Pizza do Egito na luta em Wisconsin: A revolução será televisionada?

    O exemplo mais recente das mídias sociais na luta de trabalhadores foi uma grande batalha em Wisconsin para defender os funcionários públicos contra os ataques do governador Scott Walker. Enquanto trabalhadores e estudantes ocupavam o prédio do Capitólio, os defensores do trabalho e da comunidade estavam usando tweets para angariar alimentos e outros suprimentos.
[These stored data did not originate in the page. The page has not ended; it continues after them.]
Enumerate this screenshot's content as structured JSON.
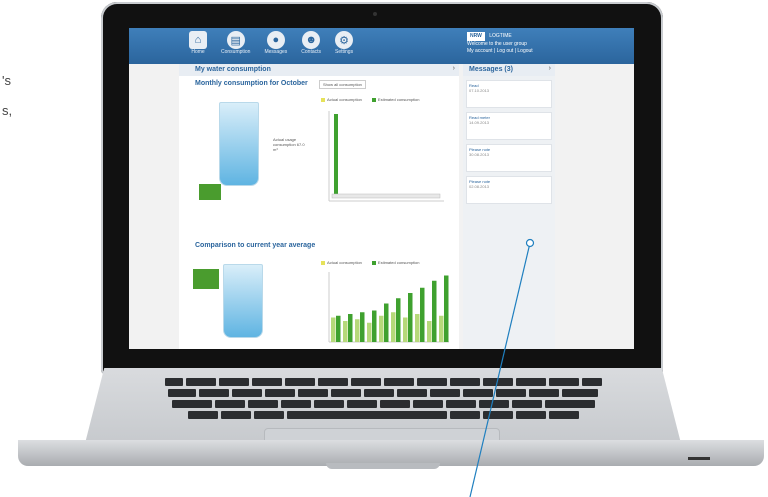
{
  "side_text": {
    "line1": "'s",
    "line2": "s,"
  },
  "app": {
    "nav": [
      {
        "label": "Home",
        "icon": "home-icon"
      },
      {
        "label": "Consumption",
        "icon": "document-icon"
      },
      {
        "label": "Messages",
        "icon": "chat-icon"
      },
      {
        "label": "Contacts",
        "icon": "contacts-icon"
      },
      {
        "label": "Settings",
        "icon": "gear-icon"
      }
    ],
    "user": {
      "logo": "NRW",
      "line1": "LOGTIME",
      "line2": "Welcome to the user group",
      "line3": "My account  |  Log out  |  Logout"
    },
    "main_title": "My water consumption",
    "monthly_title": "Monthly consumption for October",
    "monthly_select": "Show all consumption",
    "glass1_text": "Actual usage consumption 67.0 m³",
    "comparison_title": "Comparison to current year average",
    "legend_actual": "Actual consumption",
    "legend_estimated": "Estimated consumption",
    "side_panel_title": "Messages (3)",
    "messages": [
      {
        "title": "Read",
        "sub": "07.10.2013"
      },
      {
        "title": "Read meter",
        "sub": "14.09.2013"
      },
      {
        "title": "Please note",
        "sub": "30.08.2013"
      },
      {
        "title": "Please note",
        "sub": "02.08.2013"
      }
    ]
  },
  "chart_data": {
    "type": "bar",
    "series": [
      {
        "name": "Actual consumption",
        "values": [
          28,
          24,
          26,
          22,
          30,
          34,
          28,
          32,
          24,
          30
        ]
      },
      {
        "name": "Estimated consumption",
        "values": [
          30,
          32,
          34,
          36,
          44,
          50,
          56,
          62,
          70,
          76
        ]
      }
    ],
    "ylim": [
      0,
      80
    ]
  }
}
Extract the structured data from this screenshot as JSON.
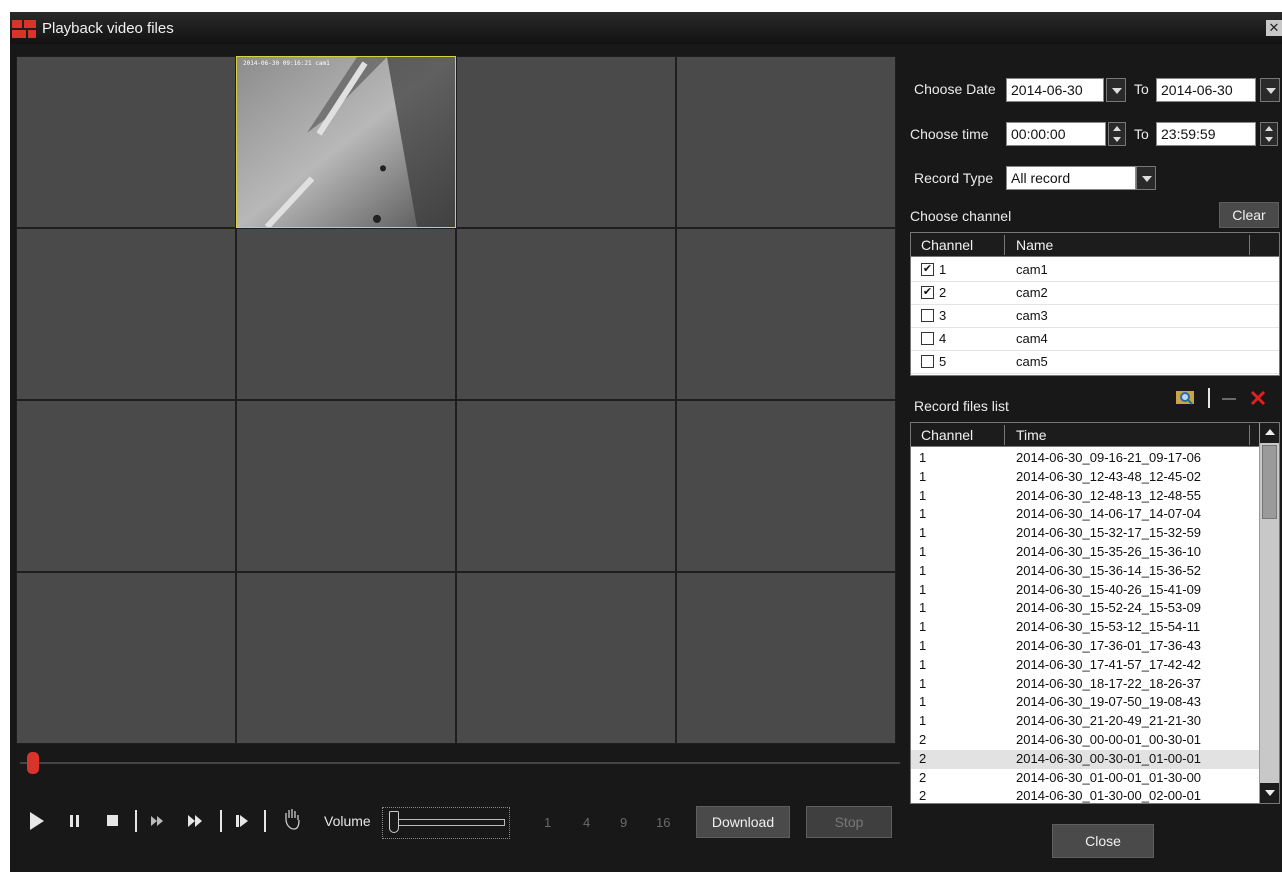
{
  "window": {
    "title": "Playback video files",
    "close_glyph": "✕"
  },
  "video": {
    "osd_text": "2014-06-30 09:16:21 cam1"
  },
  "controls": {
    "play_icon": "play-icon",
    "volume_label": "Volume",
    "split_options": [
      "1",
      "4",
      "9",
      "16"
    ],
    "download_label": "Download",
    "stop_label": "Stop"
  },
  "filters": {
    "choose_date_label": "Choose Date",
    "date_from": "2014-06-30",
    "to_label": "To",
    "date_to": "2014-06-30",
    "choose_time_label": "Choose time",
    "time_from": "00:00:00",
    "time_to": "23:59:59",
    "record_type_label": "Record Type",
    "record_type_value": "All record"
  },
  "channels": {
    "title": "Choose channel",
    "clear_label": "Clear",
    "headers": [
      "Channel",
      "Name"
    ],
    "rows": [
      {
        "channel": "1",
        "name": "cam1",
        "checked": true
      },
      {
        "channel": "2",
        "name": "cam2",
        "checked": true
      },
      {
        "channel": "3",
        "name": "cam3",
        "checked": false
      },
      {
        "channel": "4",
        "name": "cam4",
        "checked": false
      },
      {
        "channel": "5",
        "name": "cam5",
        "checked": false
      }
    ]
  },
  "files": {
    "title": "Record files list",
    "headers": [
      "Channel",
      "Time"
    ],
    "rows": [
      {
        "channel": "1",
        "time": "2014-06-30_09-16-21_09-17-06"
      },
      {
        "channel": "1",
        "time": "2014-06-30_12-43-48_12-45-02"
      },
      {
        "channel": "1",
        "time": "2014-06-30_12-48-13_12-48-55"
      },
      {
        "channel": "1",
        "time": "2014-06-30_14-06-17_14-07-04"
      },
      {
        "channel": "1",
        "time": "2014-06-30_15-32-17_15-32-59"
      },
      {
        "channel": "1",
        "time": "2014-06-30_15-35-26_15-36-10"
      },
      {
        "channel": "1",
        "time": "2014-06-30_15-36-14_15-36-52"
      },
      {
        "channel": "1",
        "time": "2014-06-30_15-40-26_15-41-09"
      },
      {
        "channel": "1",
        "time": "2014-06-30_15-52-24_15-53-09"
      },
      {
        "channel": "1",
        "time": "2014-06-30_15-53-12_15-54-11"
      },
      {
        "channel": "1",
        "time": "2014-06-30_17-36-01_17-36-43"
      },
      {
        "channel": "1",
        "time": "2014-06-30_17-41-57_17-42-42"
      },
      {
        "channel": "1",
        "time": "2014-06-30_18-17-22_18-26-37"
      },
      {
        "channel": "1",
        "time": "2014-06-30_19-07-50_19-08-43"
      },
      {
        "channel": "1",
        "time": "2014-06-30_21-20-49_21-21-30"
      },
      {
        "channel": "2",
        "time": "2014-06-30_00-00-01_00-30-01"
      },
      {
        "channel": "2",
        "time": "2014-06-30_00-30-01_01-00-01",
        "selected": true
      },
      {
        "channel": "2",
        "time": "2014-06-30_01-00-01_01-30-00"
      },
      {
        "channel": "2",
        "time": "2014-06-30_01-30-00_02-00-01"
      }
    ]
  },
  "footer": {
    "close_label": "Close"
  },
  "colors": {
    "accent_red": "#d8342c",
    "selection_yellow": "#d8d040"
  }
}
Dezenas de milhares de trabalhadores foram mobilizados minuto a minuto para apoiar o piquete através do uso do Twitter e outras mídias sociais, incluindo transmissão ao vivo por smartphones. [O uso do smartphone para transmitir as lutas dos trabalhadores diretamente em seus websites pode ser feito com o www.ustream.com e outros servidores.] Houve também uma explosão de vídeos de músicas temáticas, dando uma expressão cultural importante para essa luta, incluindo a música "Cidade União" (clique e assista).

    Quando alguém no Egito ajudou a comprar uma pizza para os trabalhadores que ocupavam o edifício do Capitólio, nos Estados Unidos, os trabalhadores souberam que suas lutas estavam cruzando todas as fronteiras de uma forma que era impossível no passado.

    A digitalização do mundo e a crescente conscientização da classe trabalhadora mundial sobre como essas ferramentas de comunicação e mídia pode ser usada para construir os seus sindicatos e obter apoio para seus direitos democráticos só vai crescer no futuro. O desenvolvimento de um poderoso movimento de massas da classe trabalhadora mundial oferece o potencial para mudar a dinâmica fundamental de quem controla e faz girar o mundo e essas ferramentas são fundamentais para este desenvolvimento.